Bowhead whales are extremely rotund overall, but often have a distinct "neck" region. The head is large (up to two-fifths of the body length); the upper jaw is arched and narrow when viewed from above. The mouthline is strongly bowed, and the eye is placed just above the corner of the mouth. There is no dorsal fin or ridge, and the back is very broad. The flippers have blunt tips and the flukes are wide with smooth contours. There is a large muscular bulge in the blowhole area.
Predominantly black in color, bowheads have a white patch at the front of the lower jaw; this patch often has several dark gray to black spots, each indicating the position of a chin hair. There is also often a light gray to white band around the tail stock, just in front of the flukes, and sometimes other white or light gray areas on the body. The white on the tail expands with age, and very large, old bowheads may have an almost completely white tail. Some lighter-colored bowheads are occasionally seen.
Male bowhead whales range to 18 m in length, females to 20 m. Weights of large individuals have been estimated at about 75-100 metric tons. Calves are about 4-4.5 m long at birth.
Bowheads have the longest baleen plates of any whale. The 230-360 plates in each side of the jaw can reach lengths of 5.2 m; they have long, fine fringes. The plates are dark gray to brownish-black, generally with slightly lighter fringes. As is true for the closely-related right whales, the blow is V-shaped and bushy.
Can be Confused With
Gray whales use some of the same summer range as bowheads, but the gray whale’s dorsal hump and knuckles, and differences in head and body shape and coloration between the two species should make them distinguishable. Right whales might also overlap with bowheads, but usually the two species are separated by their ecological preferences. The right whale’s callosities and absence of light chin and peduncle patches will allow them to be distinguished from bowheads.
Bowheads are found only in arctic and subarctic regions. There are five stocks recognized in the North Atlantic Ocean, and the Bering, Beaufort, Chukchi, and Okhotsk seas. These animals live much of their lives in and near the pack ice, migrating to the high arctic in summer, but retreating southward in winter with the advancing ice edge.
Ecology and Behavior
Bowhead whales are usually seen in groups of three or fewer, but larger aggregations form during the fall migration and on the feeding grounds. Although often slow-moving, bowheads breach and engage in other aerial behavior. They frequently lift their flukes before a steep dive. Low frequency calls are common, at least during migration.

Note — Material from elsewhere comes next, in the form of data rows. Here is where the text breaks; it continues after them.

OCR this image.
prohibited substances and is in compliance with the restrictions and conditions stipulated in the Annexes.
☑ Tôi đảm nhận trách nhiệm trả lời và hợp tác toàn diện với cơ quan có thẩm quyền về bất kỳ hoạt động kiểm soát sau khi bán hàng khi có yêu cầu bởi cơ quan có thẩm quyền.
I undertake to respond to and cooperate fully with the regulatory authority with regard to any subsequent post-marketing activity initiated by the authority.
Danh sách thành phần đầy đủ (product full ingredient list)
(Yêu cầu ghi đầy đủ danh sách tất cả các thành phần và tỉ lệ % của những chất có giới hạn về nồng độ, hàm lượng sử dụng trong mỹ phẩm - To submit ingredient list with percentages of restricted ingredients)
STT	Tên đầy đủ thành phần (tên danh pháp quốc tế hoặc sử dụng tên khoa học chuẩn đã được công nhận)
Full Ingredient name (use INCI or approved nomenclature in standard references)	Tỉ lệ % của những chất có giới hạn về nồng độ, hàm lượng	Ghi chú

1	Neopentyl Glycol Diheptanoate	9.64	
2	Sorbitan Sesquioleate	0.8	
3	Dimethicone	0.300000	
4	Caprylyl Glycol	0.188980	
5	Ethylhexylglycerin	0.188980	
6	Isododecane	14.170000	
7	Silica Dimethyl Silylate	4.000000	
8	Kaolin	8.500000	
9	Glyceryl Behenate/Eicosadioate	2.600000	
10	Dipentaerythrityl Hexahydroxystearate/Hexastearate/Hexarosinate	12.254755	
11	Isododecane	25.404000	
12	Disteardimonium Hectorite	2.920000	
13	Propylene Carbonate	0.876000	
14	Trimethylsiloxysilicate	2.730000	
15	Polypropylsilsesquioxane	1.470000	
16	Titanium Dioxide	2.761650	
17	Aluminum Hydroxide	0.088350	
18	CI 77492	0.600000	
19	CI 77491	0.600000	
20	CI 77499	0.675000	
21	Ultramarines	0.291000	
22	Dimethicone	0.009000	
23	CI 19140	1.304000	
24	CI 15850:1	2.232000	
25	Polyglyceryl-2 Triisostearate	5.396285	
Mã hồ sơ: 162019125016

Calves are born mainly in spring as whales migrate toward feeding grounds. The breeding system is thought to be similar to that of the right whale, with males using a form of sperm competition.
Feeding and Prey
Small to medium-sized crustaceans, especially krill and copepods, form the bulk of the bowhead’s diet. They also feed on mysids and gammarid amphipods, and the diet includes at least 60 species. Bowheads skim feed at the surface and feed in the water column. It has recently been suggested that they also feed near the bottom, but probably do not directly ingest sediments as gray whales routinely do. During surface skim feeding, coordinated group patterns have been observed, including whales feeding in echelon (V-shaped) formation.
Threats and Status
Heavy hunting, beginning in the1500s, has left four of the five recognized bowhead stocks highly endangered. However, the Bering-Chukchi-Beaufort stock is thought to number about 8,000 animals, and limited whaling by Inuit people in Alaskan waters is allowed by the International Whaling Commission and the United States government. This, along with small (but not insignificant) kills by the Russians and Canadians may be factors in the recovery abilities of the affected stocks. The major non-direct threat to these animals is disturbance from oil and gas exploration and extraction activities in the Arctic region.
Currently, bowhead whales are listed as ‘Endangered’ (IUCN – Okhotsk Sea and Baffin Bay/Davis Strait stocks), ‘Vulnerable’ (IUCN – Hudson Bay/Foxe Basin stock), ‘Lower Risk/Conservation Dependent’ (IUCN – all other stocks), and ‘Endangered’ (ESA).
Braham, H.W., W.M. Marwuette, T.W. Bray and S. Leatherwood (eds.). 1980. The bowhead whale: Whaling and biological research. Marine Fisheries Review 42:9-10.
Burns, J.J., J.J. Montague and C.J. Cowles (eds.). 1993. The bowhead whale. Society for Marine Mammalogy, Special Publication No. 2.
Reeves, R.R. and S. Leatherwood. 1985. Bowhead whale Balaena mysticetus Linneaus, 1758. pp. 305-344 in S.H. Ridgway and R. Harrison, eds. Handbook of marine mammals, Volume 3: The sirenians and baleen whales. Academic Press.
Rugh, D.J. and K.E.W. Shelden. 2002. Bowhead whale. pp. 129-131 in W.F. Perrin, B. Würsig and J.G.M. Thewissen, eds. Encyclopedia of marine mammals. Academic Press.